La sembradora de pasturas y granos finos Pionera, de Crucianelli, es líder en ventas del mercado argentino se renovó completamente.
Con cuerpos de siembra más robustos y con tolvas que incrementaron su capacidad en un 80% solo semillas y una tolva adicional para fertilizantes.
Cuenta con un nuevo sistema hidráulico, nuevo chasis, nuevo sistema de lanza en tandem que permite transportar sin necesidad de desarmar. Además, su reducida trocha y el menor ancho total optimizan su traslado en carretones de tiro, conforme a las reglamentaciones viales.
La Pionera cuenta con opcionales de kit de grano grueso con nuevo dosificador mecánico (libre de mantenimiento) y neumático marca Precision Planting.
El Ing. Agr. Javier Williams, gerente de Agricultura de Las Chilcas, explicó que la empresa alcanzará casi 13.000 hectáreas agrícolas en la próxima campaña. Dentro de esa superficie incluyen algunos lotes de alfalfa. Cerca del 70% de las labores se realizan con equipamiento propio, lo que fortalece la eficiencia operativa y la planificación.

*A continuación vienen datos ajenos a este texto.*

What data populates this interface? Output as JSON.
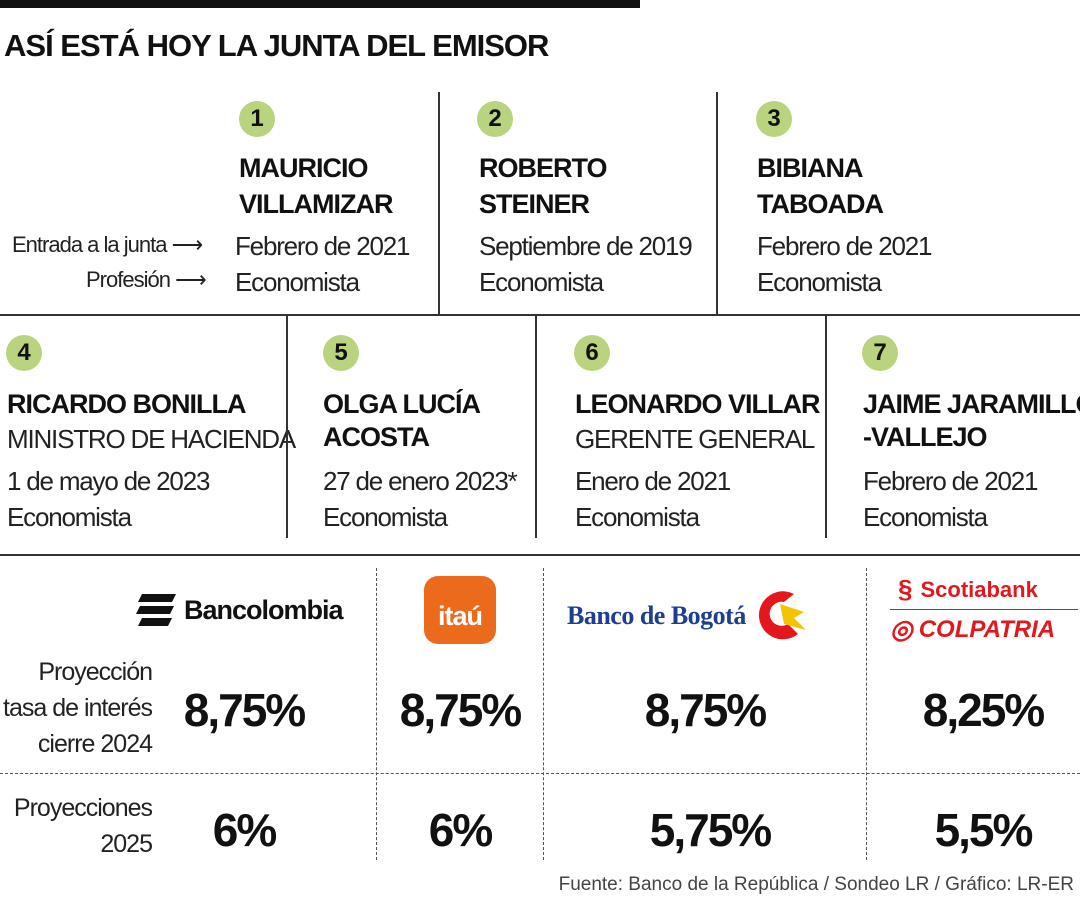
{
  "title": "ASÍ ESTÁ HOY LA JUNTA DEL EMISOR",
  "legend": {
    "entry": "Entrada a la junta",
    "profession": "Profesión"
  },
  "members": [
    {
      "n": "1",
      "name1": "MAURICIO",
      "name2": "VILLAMIZAR",
      "date": "Febrero de 2021",
      "prof": "Economista"
    },
    {
      "n": "2",
      "name1": "ROBERTO",
      "name2": "STEINER",
      "date": "Septiembre de 2019",
      "prof": "Economista"
    },
    {
      "n": "3",
      "name1": "BIBIANA",
      "name2": "TABOADA",
      "date": "Febrero de 2021",
      "prof": "Economista"
    },
    {
      "n": "4",
      "name1": "RICARDO BONILLA",
      "role": "MINISTRO DE HACIENDA",
      "date": "1 de mayo de 2023",
      "prof": "Economista"
    },
    {
      "n": "5",
      "name1": "OLGA LUCÍA",
      "name2": "ACOSTA",
      "date": "27 de enero 2023*",
      "prof": "Economista"
    },
    {
      "n": "6",
      "name1": "LEONARDO VILLAR",
      "role": "GERENTE GENERAL",
      "date": "Enero de 2021",
      "prof": "Economista"
    },
    {
      "n": "7",
      "name1": "JAIME JARAMILLO",
      "name2": "-VALLEJO",
      "date": "Febrero de 2021",
      "prof": "Economista"
    }
  ],
  "banks": [
    {
      "name": "Bancolombia",
      "rate2024": "8,75%",
      "rate2025": "6%"
    },
    {
      "name": "itaú",
      "rate2024": "8,75%",
      "rate2025": "6%",
      "color": "#ec6a1c"
    },
    {
      "name": "Banco de Bogotá",
      "rate2024": "8,75%",
      "rate2025": "5,75%",
      "color": "#1d3f8f"
    },
    {
      "name": "Scotiabank",
      "name2": "COLPATRIA",
      "rate2024": "8,25%",
      "rate2025": "5,5%",
      "color": "#e3171d"
    }
  ],
  "rows": {
    "r1": [
      "Proyección",
      "tasa de interés",
      "cierre 2024"
    ],
    "r2": [
      "Proyecciones",
      "2025"
    ]
  },
  "colors": {
    "badge": "#b9d37e"
  },
  "source": "Fuente: Banco de la República / Sondeo LR / Gráfico: LR-ER"
}
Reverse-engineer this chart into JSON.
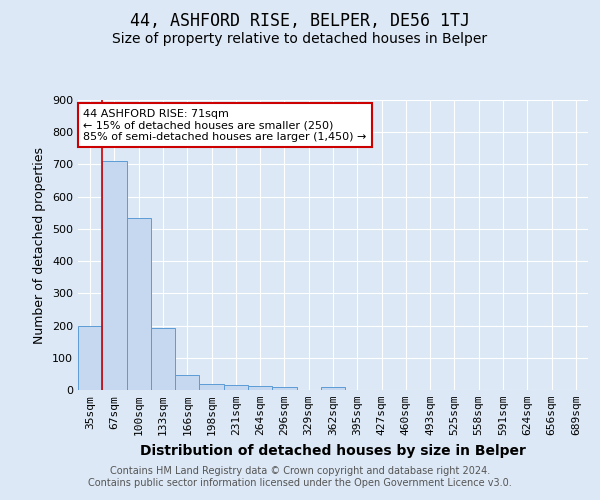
{
  "title": "44, ASHFORD RISE, BELPER, DE56 1TJ",
  "subtitle": "Size of property relative to detached houses in Belper",
  "xlabel": "Distribution of detached houses by size in Belper",
  "ylabel": "Number of detached properties",
  "categories": [
    "35sqm",
    "67sqm",
    "100sqm",
    "133sqm",
    "166sqm",
    "198sqm",
    "231sqm",
    "264sqm",
    "296sqm",
    "329sqm",
    "362sqm",
    "395sqm",
    "427sqm",
    "460sqm",
    "493sqm",
    "525sqm",
    "558sqm",
    "591sqm",
    "624sqm",
    "656sqm",
    "689sqm"
  ],
  "values": [
    200,
    710,
    535,
    192,
    47,
    18,
    14,
    13,
    10,
    0,
    10,
    0,
    0,
    0,
    0,
    0,
    0,
    0,
    0,
    0,
    0
  ],
  "bar_color": "#c5d8f0",
  "bar_edge_color": "#5b9bd5",
  "vline_color": "#cc0000",
  "vline_x_index": 1,
  "annotation_text": "44 ASHFORD RISE: 71sqm\n← 15% of detached houses are smaller (250)\n85% of semi-detached houses are larger (1,450) →",
  "annotation_box_color": "#ffffff",
  "annotation_box_edge": "#cc0000",
  "ylim": [
    0,
    900
  ],
  "yticks": [
    0,
    100,
    200,
    300,
    400,
    500,
    600,
    700,
    800,
    900
  ],
  "bg_color": "#dce8f5",
  "grid_color": "#ffffff",
  "footer": "Contains HM Land Registry data © Crown copyright and database right 2024.\nContains public sector information licensed under the Open Government Licence v3.0.",
  "title_fontsize": 12,
  "subtitle_fontsize": 10,
  "xlabel_fontsize": 10,
  "ylabel_fontsize": 9,
  "footer_fontsize": 7,
  "tick_fontsize": 8,
  "annot_fontsize": 8
}
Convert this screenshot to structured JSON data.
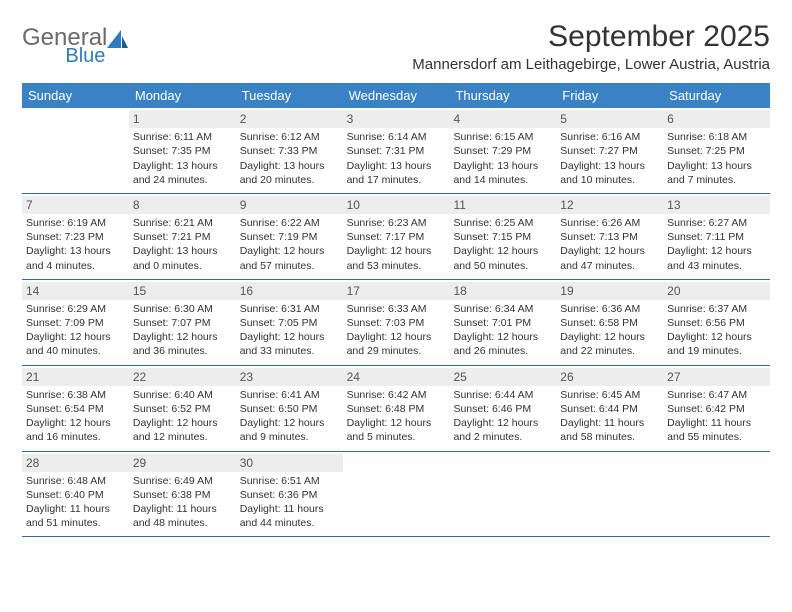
{
  "logo": {
    "general": "General",
    "blue": "Blue"
  },
  "title": "September 2025",
  "location": "Mannersdorf am Leithagebirge, Lower Austria, Austria",
  "colors": {
    "headerBg": "#3a82c4",
    "headerText": "#ffffff",
    "dayNumBg": "#ededed",
    "borderColor": "#2f6aa3",
    "logoBlue": "#2f7bbf",
    "logoGray": "#6a6a6a",
    "textColor": "#333333"
  },
  "weekdays": [
    "Sunday",
    "Monday",
    "Tuesday",
    "Wednesday",
    "Thursday",
    "Friday",
    "Saturday"
  ],
  "weeks": [
    [
      {
        "n": "",
        "sr": "",
        "ss": "",
        "dl": ""
      },
      {
        "n": "1",
        "sr": "Sunrise: 6:11 AM",
        "ss": "Sunset: 7:35 PM",
        "dl": "Daylight: 13 hours and 24 minutes."
      },
      {
        "n": "2",
        "sr": "Sunrise: 6:12 AM",
        "ss": "Sunset: 7:33 PM",
        "dl": "Daylight: 13 hours and 20 minutes."
      },
      {
        "n": "3",
        "sr": "Sunrise: 6:14 AM",
        "ss": "Sunset: 7:31 PM",
        "dl": "Daylight: 13 hours and 17 minutes."
      },
      {
        "n": "4",
        "sr": "Sunrise: 6:15 AM",
        "ss": "Sunset: 7:29 PM",
        "dl": "Daylight: 13 hours and 14 minutes."
      },
      {
        "n": "5",
        "sr": "Sunrise: 6:16 AM",
        "ss": "Sunset: 7:27 PM",
        "dl": "Daylight: 13 hours and 10 minutes."
      },
      {
        "n": "6",
        "sr": "Sunrise: 6:18 AM",
        "ss": "Sunset: 7:25 PM",
        "dl": "Daylight: 13 hours and 7 minutes."
      }
    ],
    [
      {
        "n": "7",
        "sr": "Sunrise: 6:19 AM",
        "ss": "Sunset: 7:23 PM",
        "dl": "Daylight: 13 hours and 4 minutes."
      },
      {
        "n": "8",
        "sr": "Sunrise: 6:21 AM",
        "ss": "Sunset: 7:21 PM",
        "dl": "Daylight: 13 hours and 0 minutes."
      },
      {
        "n": "9",
        "sr": "Sunrise: 6:22 AM",
        "ss": "Sunset: 7:19 PM",
        "dl": "Daylight: 12 hours and 57 minutes."
      },
      {
        "n": "10",
        "sr": "Sunrise: 6:23 AM",
        "ss": "Sunset: 7:17 PM",
        "dl": "Daylight: 12 hours and 53 minutes."
      },
      {
        "n": "11",
        "sr": "Sunrise: 6:25 AM",
        "ss": "Sunset: 7:15 PM",
        "dl": "Daylight: 12 hours and 50 minutes."
      },
      {
        "n": "12",
        "sr": "Sunrise: 6:26 AM",
        "ss": "Sunset: 7:13 PM",
        "dl": "Daylight: 12 hours and 47 minutes."
      },
      {
        "n": "13",
        "sr": "Sunrise: 6:27 AM",
        "ss": "Sunset: 7:11 PM",
        "dl": "Daylight: 12 hours and 43 minutes."
      }
    ],
    [
      {
        "n": "14",
        "sr": "Sunrise: 6:29 AM",
        "ss": "Sunset: 7:09 PM",
        "dl": "Daylight: 12 hours and 40 minutes."
      },
      {
        "n": "15",
        "sr": "Sunrise: 6:30 AM",
        "ss": "Sunset: 7:07 PM",
        "dl": "Daylight: 12 hours and 36 minutes."
      },
      {
        "n": "16",
        "sr": "Sunrise: 6:31 AM",
        "ss": "Sunset: 7:05 PM",
        "dl": "Daylight: 12 hours and 33 minutes."
      },
      {
        "n": "17",
        "sr": "Sunrise: 6:33 AM",
        "ss": "Sunset: 7:03 PM",
        "dl": "Daylight: 12 hours and 29 minutes."
      },
      {
        "n": "18",
        "sr": "Sunrise: 6:34 AM",
        "ss": "Sunset: 7:01 PM",
        "dl": "Daylight: 12 hours and 26 minutes."
      },
      {
        "n": "19",
        "sr": "Sunrise: 6:36 AM",
        "ss": "Sunset: 6:58 PM",
        "dl": "Daylight: 12 hours and 22 minutes."
      },
      {
        "n": "20",
        "sr": "Sunrise: 6:37 AM",
        "ss": "Sunset: 6:56 PM",
        "dl": "Daylight: 12 hours and 19 minutes."
      }
    ],
    [
      {
        "n": "21",
        "sr": "Sunrise: 6:38 AM",
        "ss": "Sunset: 6:54 PM",
        "dl": "Daylight: 12 hours and 16 minutes."
      },
      {
        "n": "22",
        "sr": "Sunrise: 6:40 AM",
        "ss": "Sunset: 6:52 PM",
        "dl": "Daylight: 12 hours and 12 minutes."
      },
      {
        "n": "23",
        "sr": "Sunrise: 6:41 AM",
        "ss": "Sunset: 6:50 PM",
        "dl": "Daylight: 12 hours and 9 minutes."
      },
      {
        "n": "24",
        "sr": "Sunrise: 6:42 AM",
        "ss": "Sunset: 6:48 PM",
        "dl": "Daylight: 12 hours and 5 minutes."
      },
      {
        "n": "25",
        "sr": "Sunrise: 6:44 AM",
        "ss": "Sunset: 6:46 PM",
        "dl": "Daylight: 12 hours and 2 minutes."
      },
      {
        "n": "26",
        "sr": "Sunrise: 6:45 AM",
        "ss": "Sunset: 6:44 PM",
        "dl": "Daylight: 11 hours and 58 minutes."
      },
      {
        "n": "27",
        "sr": "Sunrise: 6:47 AM",
        "ss": "Sunset: 6:42 PM",
        "dl": "Daylight: 11 hours and 55 minutes."
      }
    ],
    [
      {
        "n": "28",
        "sr": "Sunrise: 6:48 AM",
        "ss": "Sunset: 6:40 PM",
        "dl": "Daylight: 11 hours and 51 minutes."
      },
      {
        "n": "29",
        "sr": "Sunrise: 6:49 AM",
        "ss": "Sunset: 6:38 PM",
        "dl": "Daylight: 11 hours and 48 minutes."
      },
      {
        "n": "30",
        "sr": "Sunrise: 6:51 AM",
        "ss": "Sunset: 6:36 PM",
        "dl": "Daylight: 11 hours and 44 minutes."
      },
      {
        "n": "",
        "sr": "",
        "ss": "",
        "dl": ""
      },
      {
        "n": "",
        "sr": "",
        "ss": "",
        "dl": ""
      },
      {
        "n": "",
        "sr": "",
        "ss": "",
        "dl": ""
      },
      {
        "n": "",
        "sr": "",
        "ss": "",
        "dl": ""
      }
    ]
  ]
}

Una estrategia basada en maquinaria propia y servicios confiables
Según Williams, la mayor parte de los trabajos tercerizados corresponde al maíz. En cambio, la soja se siembra casi en su totalidad con maquinaria propia. Esta decisión se vincula con una ventaja clave: mantener equipos de una misma marca facilita la provisión de repuestos, agiliza la comunicación con los proveedores y mejora las condiciones de negociación gracias al volumen.
El gerente destacó que la empresa viene recibiendo buenas respuestas tanto de la marca como del concesionario. Esto les permite tomar decisiones con más facilidad, ya que el servicio cumple con las expectativas y los repuestos están disponibles cuando los necesitan. Con el tiempo, también se consolidó un vínculo comercial sólido.
Para la fina, Las Chilcas trabaja sobre un techo de entre 2.500 y 3.000 hectáreas. Con el equipo actual pueden cubrir esa superficie sin inconvenientes. En la campaña gruesa, la maquinaria alcanza no menos de 2.000 hectáreas de soja. Williams remarcó que la empresa es productora y no contratista. Por eso no sacrifican fechas de siembra por usar sus propias máquinas. El objetivo es sembrar en tiempo y forma, y esa meta se cumple en cada campaña.
La quinta compra de maquinaria de la marca y la cuarta operación con el mismo concesionario no son casualidad. Williams consideró que son el resultado de un servicio confiable, productos que responden y un ida y vuelta satisfactorio para ambas partes. No se trata solo de una buena tasa financiera: es un “combo” en el que intervienen todos los actores. Mientras ese esquema funcione, la relación seguirá siendo beneficiosa para ambos lados.